By now his mother had lost her patience. "Son, you're being unrealistic about this. You're emotional because you've been in a war. That boy will be a drag on you and be a constant problem for all of us. Be reasonable."
"OK, Mom, I'll try."
A couple of days later the parents got a telegram: Their son had committed suicide. A week later the parents received the body. They looked down with unspeakable sorrow on the corpse of their son -- who had one eye, one arm and one leg. They had rejected the one they loved and the one who had loved them. Their rejection had been final.
The Nazarenes thought Jesus would be too big a problem, and in rejecting Him, they rejected the loving heart of God. The God who would've given them victory in place of impotence, given them release from a sin tangled life, given them insight for ignorance and given them healing for brokenness.

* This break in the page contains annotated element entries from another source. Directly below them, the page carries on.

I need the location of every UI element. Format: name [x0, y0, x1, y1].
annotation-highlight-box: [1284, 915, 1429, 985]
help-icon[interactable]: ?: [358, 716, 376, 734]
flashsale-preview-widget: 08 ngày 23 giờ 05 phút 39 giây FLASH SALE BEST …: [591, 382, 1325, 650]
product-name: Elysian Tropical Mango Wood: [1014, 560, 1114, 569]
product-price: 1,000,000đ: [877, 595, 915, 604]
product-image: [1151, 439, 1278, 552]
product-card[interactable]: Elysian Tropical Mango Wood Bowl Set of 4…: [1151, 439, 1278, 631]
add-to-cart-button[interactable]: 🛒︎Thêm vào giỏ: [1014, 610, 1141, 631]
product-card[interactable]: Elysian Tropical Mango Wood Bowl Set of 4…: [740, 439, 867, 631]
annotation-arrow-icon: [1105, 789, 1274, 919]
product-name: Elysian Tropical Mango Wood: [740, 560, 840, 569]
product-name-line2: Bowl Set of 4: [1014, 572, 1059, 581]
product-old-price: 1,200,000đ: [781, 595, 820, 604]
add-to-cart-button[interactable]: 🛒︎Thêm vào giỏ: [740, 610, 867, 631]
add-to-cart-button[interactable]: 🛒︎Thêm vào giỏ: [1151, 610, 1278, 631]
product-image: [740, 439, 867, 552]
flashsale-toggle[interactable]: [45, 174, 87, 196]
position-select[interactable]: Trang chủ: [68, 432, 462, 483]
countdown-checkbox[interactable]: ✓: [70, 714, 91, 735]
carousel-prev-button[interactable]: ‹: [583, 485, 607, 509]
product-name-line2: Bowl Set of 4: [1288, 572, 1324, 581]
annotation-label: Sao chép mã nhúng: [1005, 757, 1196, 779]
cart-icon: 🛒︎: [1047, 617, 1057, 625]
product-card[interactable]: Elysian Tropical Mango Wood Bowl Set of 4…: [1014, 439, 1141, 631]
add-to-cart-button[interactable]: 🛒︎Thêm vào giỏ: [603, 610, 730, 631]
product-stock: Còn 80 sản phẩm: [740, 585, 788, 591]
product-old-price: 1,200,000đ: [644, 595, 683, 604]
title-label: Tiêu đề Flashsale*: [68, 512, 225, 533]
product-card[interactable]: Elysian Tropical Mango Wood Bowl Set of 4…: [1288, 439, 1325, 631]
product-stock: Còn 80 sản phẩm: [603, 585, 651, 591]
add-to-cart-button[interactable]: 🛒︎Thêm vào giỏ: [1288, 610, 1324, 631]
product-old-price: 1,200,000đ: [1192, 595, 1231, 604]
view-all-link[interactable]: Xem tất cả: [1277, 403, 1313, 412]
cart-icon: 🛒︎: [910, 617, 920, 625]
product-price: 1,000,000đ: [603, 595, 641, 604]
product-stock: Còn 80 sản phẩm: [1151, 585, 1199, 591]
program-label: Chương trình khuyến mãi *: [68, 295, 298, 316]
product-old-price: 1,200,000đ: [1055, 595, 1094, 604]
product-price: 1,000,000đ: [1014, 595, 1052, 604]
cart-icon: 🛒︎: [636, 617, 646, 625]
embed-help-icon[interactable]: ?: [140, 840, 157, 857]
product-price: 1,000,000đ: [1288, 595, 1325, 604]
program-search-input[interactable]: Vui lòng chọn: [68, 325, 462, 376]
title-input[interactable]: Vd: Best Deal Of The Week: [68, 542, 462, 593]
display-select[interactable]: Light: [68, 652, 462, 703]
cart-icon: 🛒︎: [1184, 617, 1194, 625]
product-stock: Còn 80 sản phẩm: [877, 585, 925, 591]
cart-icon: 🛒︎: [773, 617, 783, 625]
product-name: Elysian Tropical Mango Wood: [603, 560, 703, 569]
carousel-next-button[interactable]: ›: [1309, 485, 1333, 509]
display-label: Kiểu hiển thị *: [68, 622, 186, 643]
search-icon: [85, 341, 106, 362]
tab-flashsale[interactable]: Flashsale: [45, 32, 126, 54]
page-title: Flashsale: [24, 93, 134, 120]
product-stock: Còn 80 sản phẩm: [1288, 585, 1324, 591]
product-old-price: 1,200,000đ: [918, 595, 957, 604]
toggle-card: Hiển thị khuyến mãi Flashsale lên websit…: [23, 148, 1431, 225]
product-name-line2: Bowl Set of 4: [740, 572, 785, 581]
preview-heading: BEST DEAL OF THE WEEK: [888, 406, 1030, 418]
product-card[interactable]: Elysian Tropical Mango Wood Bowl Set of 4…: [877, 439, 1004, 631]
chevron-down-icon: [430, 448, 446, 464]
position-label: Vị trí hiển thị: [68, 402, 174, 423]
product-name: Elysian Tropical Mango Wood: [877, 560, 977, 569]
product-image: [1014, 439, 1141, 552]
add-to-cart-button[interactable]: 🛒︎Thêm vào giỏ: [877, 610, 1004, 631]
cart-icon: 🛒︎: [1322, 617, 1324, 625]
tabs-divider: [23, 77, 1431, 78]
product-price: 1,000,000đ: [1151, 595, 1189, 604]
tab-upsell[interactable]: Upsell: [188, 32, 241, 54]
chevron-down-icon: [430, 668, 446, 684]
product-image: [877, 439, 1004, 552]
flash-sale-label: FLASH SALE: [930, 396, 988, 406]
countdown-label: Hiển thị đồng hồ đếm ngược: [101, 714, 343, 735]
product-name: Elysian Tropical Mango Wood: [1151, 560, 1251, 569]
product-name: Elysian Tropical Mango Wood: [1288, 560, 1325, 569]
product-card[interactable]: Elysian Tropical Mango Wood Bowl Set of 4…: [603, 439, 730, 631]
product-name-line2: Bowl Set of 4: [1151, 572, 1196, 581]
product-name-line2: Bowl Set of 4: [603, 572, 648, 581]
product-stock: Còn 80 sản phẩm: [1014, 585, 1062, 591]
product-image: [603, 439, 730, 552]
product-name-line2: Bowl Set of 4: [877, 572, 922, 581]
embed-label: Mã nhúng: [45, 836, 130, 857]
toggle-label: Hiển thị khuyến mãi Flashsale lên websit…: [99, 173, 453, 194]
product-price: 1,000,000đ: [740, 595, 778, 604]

This is why Jesus has come. His birth was the beginning of this all-important mission. For that reason it is well worth celebrating. But we must do more than celebrate the beginning. You and I are invited to participate in the whole process by opening our hearts to the Lordship of Jesus. If the baby born in a barn is the Lord of your life, you can celebrate victory, release, insight and healing of spiritual brokenness. It is a choice between acceptance and rejection.